The report RMBS Arrears Statistics: Australia by S&P Global Ratings found that the number of delinquent housing loans underlying Australian prime residential mortgage-backed securities (RMBS) fell to 1.23 per cent in February from 1.29 per cent in January.
According to S&P, the results were surprising as it normally expects arrears to increase month-on-month in February, reflecting the seasonal effects of Christmas spending and summer holidays, and particularly at a time of rising interest rates.
“The month-on-month decline in arrears in February could mean that some of the rise in arrears in January was partly due to the timing of mortgage-rate increases; the weighted-average variable rate increased for a number of more recent transactions in January,” S&P explained.
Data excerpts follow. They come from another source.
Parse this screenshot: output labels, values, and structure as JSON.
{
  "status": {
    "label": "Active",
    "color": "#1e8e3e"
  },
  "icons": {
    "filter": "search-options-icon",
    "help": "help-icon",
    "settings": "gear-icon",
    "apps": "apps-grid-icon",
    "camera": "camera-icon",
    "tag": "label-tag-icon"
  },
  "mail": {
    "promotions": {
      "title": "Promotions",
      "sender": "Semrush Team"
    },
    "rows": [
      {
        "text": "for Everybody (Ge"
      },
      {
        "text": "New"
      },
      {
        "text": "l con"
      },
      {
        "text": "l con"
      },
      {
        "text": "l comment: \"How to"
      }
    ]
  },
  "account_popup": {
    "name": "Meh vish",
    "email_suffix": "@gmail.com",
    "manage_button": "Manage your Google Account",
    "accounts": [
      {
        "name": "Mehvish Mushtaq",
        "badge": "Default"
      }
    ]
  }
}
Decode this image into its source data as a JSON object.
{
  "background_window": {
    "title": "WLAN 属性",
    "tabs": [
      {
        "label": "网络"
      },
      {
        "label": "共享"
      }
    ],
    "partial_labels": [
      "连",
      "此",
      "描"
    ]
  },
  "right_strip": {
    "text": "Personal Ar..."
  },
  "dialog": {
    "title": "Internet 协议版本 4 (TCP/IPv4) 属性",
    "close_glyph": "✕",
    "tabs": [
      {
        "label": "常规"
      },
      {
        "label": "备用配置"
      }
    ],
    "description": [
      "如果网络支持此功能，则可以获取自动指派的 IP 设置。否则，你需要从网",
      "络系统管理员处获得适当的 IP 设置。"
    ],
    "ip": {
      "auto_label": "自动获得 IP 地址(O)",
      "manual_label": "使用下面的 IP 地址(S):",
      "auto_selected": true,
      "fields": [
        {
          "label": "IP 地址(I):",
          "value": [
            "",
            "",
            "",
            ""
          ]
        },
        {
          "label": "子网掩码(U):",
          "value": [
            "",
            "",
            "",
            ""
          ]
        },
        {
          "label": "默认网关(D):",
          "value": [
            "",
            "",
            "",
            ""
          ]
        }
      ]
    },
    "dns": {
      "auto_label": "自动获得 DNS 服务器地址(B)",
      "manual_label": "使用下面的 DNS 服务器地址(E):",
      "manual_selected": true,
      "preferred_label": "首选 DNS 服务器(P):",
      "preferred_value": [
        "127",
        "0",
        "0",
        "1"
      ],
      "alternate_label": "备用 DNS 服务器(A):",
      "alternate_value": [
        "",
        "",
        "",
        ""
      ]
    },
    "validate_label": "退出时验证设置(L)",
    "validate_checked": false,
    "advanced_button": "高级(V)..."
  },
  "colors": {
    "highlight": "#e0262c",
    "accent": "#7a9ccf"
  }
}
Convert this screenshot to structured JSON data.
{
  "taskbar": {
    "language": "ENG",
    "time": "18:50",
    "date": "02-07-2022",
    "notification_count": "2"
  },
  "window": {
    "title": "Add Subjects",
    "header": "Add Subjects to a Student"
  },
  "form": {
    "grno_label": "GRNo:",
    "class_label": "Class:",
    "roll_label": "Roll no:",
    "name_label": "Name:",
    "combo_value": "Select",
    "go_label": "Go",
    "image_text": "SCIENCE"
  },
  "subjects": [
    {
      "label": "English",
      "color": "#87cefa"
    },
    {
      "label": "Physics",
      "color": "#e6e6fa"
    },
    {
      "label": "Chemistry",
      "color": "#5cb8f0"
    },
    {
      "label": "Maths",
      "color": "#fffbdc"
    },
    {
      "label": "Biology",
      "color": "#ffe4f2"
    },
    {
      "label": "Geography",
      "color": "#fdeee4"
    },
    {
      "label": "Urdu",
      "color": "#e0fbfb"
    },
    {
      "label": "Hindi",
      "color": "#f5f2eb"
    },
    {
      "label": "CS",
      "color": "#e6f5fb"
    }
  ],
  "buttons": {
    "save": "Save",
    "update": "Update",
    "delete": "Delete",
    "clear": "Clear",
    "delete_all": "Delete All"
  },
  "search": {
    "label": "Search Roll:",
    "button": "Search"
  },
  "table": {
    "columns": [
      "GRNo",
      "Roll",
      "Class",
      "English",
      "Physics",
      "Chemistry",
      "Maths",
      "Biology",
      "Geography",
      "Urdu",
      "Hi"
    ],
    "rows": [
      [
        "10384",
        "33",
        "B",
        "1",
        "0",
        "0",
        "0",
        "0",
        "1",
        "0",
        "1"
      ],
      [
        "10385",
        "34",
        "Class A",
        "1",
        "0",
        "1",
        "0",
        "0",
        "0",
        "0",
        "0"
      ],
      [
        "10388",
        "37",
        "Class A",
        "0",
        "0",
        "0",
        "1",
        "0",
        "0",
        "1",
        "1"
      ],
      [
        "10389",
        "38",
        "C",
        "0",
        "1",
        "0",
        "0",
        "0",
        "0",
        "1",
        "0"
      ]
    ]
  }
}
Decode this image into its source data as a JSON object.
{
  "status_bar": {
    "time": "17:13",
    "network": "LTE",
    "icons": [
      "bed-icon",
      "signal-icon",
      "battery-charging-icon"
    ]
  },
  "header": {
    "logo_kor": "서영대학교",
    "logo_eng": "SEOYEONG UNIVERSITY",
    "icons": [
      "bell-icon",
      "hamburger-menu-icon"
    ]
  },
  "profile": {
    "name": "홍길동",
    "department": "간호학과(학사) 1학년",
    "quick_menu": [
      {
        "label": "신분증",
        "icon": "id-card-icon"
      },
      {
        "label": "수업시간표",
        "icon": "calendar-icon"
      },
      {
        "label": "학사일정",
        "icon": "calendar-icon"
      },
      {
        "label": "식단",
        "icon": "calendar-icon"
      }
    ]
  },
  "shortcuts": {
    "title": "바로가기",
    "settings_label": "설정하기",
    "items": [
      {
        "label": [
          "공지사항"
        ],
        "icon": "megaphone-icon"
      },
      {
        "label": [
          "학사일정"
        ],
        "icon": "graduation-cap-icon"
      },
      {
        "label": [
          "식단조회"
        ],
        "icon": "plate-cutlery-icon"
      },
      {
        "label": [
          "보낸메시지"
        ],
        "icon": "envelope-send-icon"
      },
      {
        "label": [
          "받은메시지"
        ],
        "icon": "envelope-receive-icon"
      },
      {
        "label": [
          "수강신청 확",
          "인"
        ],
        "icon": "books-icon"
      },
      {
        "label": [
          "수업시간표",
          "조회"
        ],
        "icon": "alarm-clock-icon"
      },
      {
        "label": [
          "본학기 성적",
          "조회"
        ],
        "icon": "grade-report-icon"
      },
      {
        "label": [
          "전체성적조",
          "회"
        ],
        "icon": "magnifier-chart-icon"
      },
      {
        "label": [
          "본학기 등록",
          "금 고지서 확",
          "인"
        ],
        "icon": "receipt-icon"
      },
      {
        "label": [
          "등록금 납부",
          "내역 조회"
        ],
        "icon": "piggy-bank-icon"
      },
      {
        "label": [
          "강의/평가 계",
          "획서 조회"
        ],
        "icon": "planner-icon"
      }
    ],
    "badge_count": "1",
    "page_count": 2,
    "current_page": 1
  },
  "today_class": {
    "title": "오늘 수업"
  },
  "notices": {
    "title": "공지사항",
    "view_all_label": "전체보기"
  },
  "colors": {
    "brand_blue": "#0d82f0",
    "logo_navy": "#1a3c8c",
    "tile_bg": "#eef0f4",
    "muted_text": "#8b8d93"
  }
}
“Mortgage-rate increases can create an initial spike in arrears when first applied, particularly if they are introduced when more borrowers are likely to be on holidays. This might account for part of the increase we observed in January.”

The report shows mortgages 31 to 60 days in arrears recorded the greatest improvement in February after recording the largest increase in January. The major banks recorded the largest decline in mortgages 31 to 60 days in arrears.
Further, outstanding loan balances originated by major banks make up more than half of total RMBS loans outstanding, and their arrears performance has a significant influence on the Standard & Poor Performance Index (SPIN) for Australian prime mortgages.
“Several lenders’ recently announced interest-rate increases will continue to take effect in coming months,” S&P said. “We expect this to put further pressure on the SPIN. The borrowers most vulnerable to interest-rate rises are those with higher loan-to-value (LTV) ratios and less favourable refinancing prospects, particularly borrowers with low-documentation and nonconforming loans.”
Arrears in February remained unchanged in Queensland at 1.65 per cent, and rose in the ACT to 0.81 per cent from 0.78 per cent in January and in Tasmania to 1.51 per cent from 1.47 per cent a month earlier. Arrears declined in all other states.
Loans in Victoria and NSW make up more than 54 per cent of the total loans outstanding that underlie Australian RMBS transactions, meaning that the arrears performance of the two states has a large influence on the SPIN. Both states recorded a month-on-month decline in arrears in February, despite a decline in total loan balances outstanding during the month.